So I am sitting in a dark room with my iPad. It's mostly quiet, despite the the fact that this is a part of a busy emergency room in New York. For protection against infection, our room is separated from the main nursing area. There is, of course, the occasional page or a ringing bell alerting the nurses that someone needs attention.
Overnight it was not quiet here. It was so busy that stretchers were backed up in the halls and there was a shortage of beds on some units upstairs that has, in fact, kept my friend here since early last evening.
The doctors and nurses have kindly found a bed so she doesn't have to remain on a stretcher. As I write, I am comforted by her little puppy snores, the music of a peaceful rest and a restorative sleep.

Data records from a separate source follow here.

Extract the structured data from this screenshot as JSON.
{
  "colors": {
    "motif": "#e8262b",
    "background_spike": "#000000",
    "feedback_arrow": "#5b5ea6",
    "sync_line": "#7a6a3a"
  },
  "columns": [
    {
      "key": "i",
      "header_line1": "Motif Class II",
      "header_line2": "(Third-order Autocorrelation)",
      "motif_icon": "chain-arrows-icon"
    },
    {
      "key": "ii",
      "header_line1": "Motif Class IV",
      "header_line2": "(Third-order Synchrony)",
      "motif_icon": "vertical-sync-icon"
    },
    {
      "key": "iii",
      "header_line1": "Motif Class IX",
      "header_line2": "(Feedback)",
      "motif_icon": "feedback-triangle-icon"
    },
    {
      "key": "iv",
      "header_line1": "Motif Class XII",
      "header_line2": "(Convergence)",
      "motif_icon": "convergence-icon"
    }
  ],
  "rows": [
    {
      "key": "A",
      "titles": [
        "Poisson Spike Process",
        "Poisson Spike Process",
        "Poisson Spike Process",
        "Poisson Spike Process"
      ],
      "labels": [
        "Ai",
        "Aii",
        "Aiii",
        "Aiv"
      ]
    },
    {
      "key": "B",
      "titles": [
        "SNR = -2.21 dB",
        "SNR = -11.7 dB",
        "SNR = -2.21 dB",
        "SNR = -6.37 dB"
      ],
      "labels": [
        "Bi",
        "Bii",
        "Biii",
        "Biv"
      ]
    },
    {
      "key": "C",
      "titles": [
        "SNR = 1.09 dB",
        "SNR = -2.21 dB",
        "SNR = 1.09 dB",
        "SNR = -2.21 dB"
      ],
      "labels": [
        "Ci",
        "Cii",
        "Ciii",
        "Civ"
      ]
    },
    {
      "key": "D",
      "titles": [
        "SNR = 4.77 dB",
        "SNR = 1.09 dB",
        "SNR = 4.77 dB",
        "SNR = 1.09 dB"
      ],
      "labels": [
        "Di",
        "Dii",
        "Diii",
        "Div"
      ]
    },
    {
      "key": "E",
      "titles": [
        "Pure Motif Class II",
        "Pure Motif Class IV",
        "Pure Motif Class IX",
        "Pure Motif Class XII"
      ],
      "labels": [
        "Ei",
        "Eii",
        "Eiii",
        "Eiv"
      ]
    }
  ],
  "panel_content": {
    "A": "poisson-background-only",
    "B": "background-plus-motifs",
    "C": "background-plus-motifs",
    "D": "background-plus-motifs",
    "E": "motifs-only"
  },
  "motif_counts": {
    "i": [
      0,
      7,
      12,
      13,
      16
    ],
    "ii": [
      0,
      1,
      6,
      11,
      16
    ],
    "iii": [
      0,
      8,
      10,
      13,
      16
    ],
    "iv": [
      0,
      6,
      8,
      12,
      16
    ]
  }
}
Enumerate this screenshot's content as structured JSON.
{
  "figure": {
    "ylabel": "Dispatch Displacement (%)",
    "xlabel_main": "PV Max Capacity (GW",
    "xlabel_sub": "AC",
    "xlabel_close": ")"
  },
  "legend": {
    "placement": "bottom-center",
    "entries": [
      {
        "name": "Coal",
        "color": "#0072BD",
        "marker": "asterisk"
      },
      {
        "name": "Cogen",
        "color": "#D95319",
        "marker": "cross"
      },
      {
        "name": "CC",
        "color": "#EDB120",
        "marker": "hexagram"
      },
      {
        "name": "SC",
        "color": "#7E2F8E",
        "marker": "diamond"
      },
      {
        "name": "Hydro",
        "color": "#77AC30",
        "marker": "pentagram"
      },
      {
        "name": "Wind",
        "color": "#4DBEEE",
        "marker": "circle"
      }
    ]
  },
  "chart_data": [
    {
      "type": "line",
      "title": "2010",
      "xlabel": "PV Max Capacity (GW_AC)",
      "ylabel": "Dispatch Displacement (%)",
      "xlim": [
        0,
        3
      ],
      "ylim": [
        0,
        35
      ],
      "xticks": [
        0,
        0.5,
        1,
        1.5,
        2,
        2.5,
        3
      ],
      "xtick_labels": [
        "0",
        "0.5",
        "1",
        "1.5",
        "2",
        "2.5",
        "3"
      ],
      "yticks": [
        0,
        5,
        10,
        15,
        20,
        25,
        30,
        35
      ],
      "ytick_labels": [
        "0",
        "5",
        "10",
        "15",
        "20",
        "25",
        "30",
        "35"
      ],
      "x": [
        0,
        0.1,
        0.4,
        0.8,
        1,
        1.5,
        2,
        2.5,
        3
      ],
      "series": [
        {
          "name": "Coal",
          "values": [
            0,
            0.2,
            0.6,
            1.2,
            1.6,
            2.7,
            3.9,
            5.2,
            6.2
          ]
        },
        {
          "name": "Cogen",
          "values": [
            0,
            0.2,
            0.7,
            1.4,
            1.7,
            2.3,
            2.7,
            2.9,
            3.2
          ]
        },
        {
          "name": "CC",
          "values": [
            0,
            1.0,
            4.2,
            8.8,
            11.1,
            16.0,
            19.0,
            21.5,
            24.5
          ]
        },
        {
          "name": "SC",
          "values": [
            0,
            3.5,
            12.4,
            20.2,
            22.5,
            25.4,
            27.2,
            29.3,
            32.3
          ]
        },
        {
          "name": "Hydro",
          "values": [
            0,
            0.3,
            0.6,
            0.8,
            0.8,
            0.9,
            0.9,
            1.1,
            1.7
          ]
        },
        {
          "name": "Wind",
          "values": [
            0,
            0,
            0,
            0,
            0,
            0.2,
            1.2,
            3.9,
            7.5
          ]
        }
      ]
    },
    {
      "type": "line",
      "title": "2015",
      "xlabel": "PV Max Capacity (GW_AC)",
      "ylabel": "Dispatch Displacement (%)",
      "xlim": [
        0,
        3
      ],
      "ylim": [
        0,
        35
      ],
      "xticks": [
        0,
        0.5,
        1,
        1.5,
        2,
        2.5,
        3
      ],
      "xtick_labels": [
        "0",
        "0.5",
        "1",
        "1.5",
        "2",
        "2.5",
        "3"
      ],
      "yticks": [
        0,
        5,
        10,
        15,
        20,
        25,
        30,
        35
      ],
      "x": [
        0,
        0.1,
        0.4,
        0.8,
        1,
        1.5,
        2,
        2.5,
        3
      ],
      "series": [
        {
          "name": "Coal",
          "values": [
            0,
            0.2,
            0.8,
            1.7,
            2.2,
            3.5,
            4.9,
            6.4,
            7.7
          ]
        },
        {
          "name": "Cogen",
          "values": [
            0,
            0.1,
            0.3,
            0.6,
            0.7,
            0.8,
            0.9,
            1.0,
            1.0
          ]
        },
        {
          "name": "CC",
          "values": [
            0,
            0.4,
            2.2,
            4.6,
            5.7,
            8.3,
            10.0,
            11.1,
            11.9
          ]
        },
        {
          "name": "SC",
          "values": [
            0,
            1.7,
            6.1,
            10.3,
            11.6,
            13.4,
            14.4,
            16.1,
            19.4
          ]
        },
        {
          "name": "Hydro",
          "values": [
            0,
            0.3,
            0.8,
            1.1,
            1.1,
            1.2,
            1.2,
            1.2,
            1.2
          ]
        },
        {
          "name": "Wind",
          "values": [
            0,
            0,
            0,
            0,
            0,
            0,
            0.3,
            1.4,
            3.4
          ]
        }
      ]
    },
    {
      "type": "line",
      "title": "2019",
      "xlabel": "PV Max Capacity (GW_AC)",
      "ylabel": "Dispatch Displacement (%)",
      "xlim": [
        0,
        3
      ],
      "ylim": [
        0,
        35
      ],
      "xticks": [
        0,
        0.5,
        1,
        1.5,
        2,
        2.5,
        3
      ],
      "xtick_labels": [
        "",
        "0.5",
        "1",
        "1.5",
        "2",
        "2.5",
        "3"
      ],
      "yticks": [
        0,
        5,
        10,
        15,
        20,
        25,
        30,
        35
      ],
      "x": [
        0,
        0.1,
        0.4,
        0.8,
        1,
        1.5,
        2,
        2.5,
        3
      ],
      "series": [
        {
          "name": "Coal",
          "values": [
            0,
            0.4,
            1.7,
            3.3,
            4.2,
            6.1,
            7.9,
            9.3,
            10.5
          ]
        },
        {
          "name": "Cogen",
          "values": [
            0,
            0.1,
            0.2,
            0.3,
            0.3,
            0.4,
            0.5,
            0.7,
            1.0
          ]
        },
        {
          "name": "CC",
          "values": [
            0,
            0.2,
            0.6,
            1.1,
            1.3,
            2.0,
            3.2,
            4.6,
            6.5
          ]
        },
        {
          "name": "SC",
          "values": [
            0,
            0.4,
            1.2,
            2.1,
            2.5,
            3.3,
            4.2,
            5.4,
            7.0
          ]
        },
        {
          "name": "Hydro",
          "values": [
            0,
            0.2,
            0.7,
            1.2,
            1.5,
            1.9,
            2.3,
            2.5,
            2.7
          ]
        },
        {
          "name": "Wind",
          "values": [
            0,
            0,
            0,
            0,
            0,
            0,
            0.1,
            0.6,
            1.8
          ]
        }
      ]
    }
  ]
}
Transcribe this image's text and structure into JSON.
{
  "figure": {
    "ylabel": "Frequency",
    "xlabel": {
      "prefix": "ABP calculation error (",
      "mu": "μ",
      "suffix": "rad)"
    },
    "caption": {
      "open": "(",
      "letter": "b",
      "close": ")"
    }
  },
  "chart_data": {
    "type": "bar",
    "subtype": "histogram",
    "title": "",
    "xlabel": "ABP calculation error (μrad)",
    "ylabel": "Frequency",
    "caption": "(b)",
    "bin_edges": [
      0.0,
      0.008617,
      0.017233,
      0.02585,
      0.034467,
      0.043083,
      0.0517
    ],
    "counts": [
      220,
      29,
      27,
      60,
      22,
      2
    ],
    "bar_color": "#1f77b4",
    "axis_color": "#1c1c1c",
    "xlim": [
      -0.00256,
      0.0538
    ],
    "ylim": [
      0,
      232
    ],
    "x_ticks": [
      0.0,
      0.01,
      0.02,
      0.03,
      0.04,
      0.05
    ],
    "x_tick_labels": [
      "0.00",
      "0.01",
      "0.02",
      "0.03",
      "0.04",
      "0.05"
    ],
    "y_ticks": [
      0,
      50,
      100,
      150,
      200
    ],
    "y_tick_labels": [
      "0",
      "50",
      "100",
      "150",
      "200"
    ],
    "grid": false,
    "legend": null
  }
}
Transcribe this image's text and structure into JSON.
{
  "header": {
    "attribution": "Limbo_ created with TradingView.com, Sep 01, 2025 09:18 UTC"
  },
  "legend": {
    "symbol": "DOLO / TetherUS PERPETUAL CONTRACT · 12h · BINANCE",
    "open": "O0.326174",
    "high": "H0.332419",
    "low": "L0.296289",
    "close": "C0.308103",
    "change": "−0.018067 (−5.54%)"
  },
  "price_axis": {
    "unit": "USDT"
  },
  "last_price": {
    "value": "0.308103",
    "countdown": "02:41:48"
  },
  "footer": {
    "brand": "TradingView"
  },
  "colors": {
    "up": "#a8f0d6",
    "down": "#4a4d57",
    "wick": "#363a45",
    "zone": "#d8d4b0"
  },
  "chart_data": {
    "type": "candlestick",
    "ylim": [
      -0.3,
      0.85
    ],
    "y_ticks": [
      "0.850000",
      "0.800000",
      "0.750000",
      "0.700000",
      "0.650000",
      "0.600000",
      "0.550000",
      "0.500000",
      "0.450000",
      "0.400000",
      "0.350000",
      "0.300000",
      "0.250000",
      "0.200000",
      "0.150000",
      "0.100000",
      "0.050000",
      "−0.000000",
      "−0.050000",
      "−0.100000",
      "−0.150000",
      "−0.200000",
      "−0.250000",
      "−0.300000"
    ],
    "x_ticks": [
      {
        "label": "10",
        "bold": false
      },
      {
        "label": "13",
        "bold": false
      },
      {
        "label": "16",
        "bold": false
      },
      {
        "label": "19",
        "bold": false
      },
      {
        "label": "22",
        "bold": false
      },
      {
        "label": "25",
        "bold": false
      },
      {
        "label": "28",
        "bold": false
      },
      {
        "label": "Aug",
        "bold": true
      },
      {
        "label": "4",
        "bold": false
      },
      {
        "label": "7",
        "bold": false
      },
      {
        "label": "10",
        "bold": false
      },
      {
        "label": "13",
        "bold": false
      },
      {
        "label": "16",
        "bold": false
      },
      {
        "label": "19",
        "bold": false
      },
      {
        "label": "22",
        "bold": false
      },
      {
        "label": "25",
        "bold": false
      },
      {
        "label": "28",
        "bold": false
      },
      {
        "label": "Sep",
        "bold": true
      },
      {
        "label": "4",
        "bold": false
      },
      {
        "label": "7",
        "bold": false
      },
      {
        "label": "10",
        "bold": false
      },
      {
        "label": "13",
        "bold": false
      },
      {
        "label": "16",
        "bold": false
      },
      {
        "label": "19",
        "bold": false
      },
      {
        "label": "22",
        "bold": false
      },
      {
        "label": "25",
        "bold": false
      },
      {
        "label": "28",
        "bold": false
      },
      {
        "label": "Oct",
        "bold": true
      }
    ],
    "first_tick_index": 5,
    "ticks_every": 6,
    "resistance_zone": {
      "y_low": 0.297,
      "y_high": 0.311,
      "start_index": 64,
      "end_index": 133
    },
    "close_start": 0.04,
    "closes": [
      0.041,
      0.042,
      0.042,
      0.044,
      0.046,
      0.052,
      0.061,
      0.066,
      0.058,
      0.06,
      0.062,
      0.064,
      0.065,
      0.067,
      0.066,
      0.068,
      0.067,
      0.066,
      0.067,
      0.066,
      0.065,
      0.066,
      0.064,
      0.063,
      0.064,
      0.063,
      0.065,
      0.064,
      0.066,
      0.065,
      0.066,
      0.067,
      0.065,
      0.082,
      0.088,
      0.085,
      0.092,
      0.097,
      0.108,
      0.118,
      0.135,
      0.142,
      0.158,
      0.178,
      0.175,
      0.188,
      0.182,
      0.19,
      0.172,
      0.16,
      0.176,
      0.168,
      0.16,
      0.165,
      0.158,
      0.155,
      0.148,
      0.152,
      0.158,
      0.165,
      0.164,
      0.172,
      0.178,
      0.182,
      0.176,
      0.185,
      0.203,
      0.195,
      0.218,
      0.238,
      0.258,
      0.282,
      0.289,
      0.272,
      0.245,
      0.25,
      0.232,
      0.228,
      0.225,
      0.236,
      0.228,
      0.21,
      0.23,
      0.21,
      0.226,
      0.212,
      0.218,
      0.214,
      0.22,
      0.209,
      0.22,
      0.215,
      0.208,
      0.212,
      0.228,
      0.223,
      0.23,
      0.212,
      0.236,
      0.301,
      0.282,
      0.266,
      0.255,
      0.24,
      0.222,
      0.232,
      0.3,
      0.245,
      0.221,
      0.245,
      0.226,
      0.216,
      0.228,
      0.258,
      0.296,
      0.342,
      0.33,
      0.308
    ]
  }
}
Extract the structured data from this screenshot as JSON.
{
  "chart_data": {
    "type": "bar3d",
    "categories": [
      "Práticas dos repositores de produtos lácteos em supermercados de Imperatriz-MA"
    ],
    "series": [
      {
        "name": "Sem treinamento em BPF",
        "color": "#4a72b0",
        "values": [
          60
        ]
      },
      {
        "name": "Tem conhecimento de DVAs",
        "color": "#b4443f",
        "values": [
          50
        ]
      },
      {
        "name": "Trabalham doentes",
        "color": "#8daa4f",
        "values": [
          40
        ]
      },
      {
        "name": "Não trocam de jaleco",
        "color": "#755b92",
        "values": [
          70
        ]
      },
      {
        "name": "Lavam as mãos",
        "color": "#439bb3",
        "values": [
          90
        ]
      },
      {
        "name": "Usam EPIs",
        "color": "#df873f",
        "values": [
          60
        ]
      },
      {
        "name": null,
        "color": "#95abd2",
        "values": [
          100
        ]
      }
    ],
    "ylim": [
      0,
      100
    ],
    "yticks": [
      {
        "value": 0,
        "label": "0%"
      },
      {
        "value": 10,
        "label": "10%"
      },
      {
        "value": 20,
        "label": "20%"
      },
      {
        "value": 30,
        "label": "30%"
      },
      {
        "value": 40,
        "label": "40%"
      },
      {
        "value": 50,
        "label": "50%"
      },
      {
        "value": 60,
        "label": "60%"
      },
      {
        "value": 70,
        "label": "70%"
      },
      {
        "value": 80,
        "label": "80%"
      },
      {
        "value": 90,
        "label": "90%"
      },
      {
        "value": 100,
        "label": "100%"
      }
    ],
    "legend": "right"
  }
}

My iPad is a blessing, veritably a light in this dimness, a completely quiet keyboard that won't disturb much-needed rest. For one whose therapy is writing, it is the ideal palette for thoughts, however mundane.
Somehow, this experience reminds me of those childhood nights when I read with a flashlight under the covers. We kids shared a room and our parents were strict about "lights out" for bedtime. My secret passion for those first books was illumined by a purloined flashlight that I kept hidden under my pillow until I heard the others were asleep. Then I pulled out book and flashlight and tented the covers over me.
The fact that this was "forbidden" behavior made it all the more lusciously seductive. I did (and do) love to read, but never more than when it was under those covers. It's a wonder that I didn't ruin my eyesight, I suppose. I wouldn't trade the memory for any amount of money and relish it anew this moment in the dimness of this room.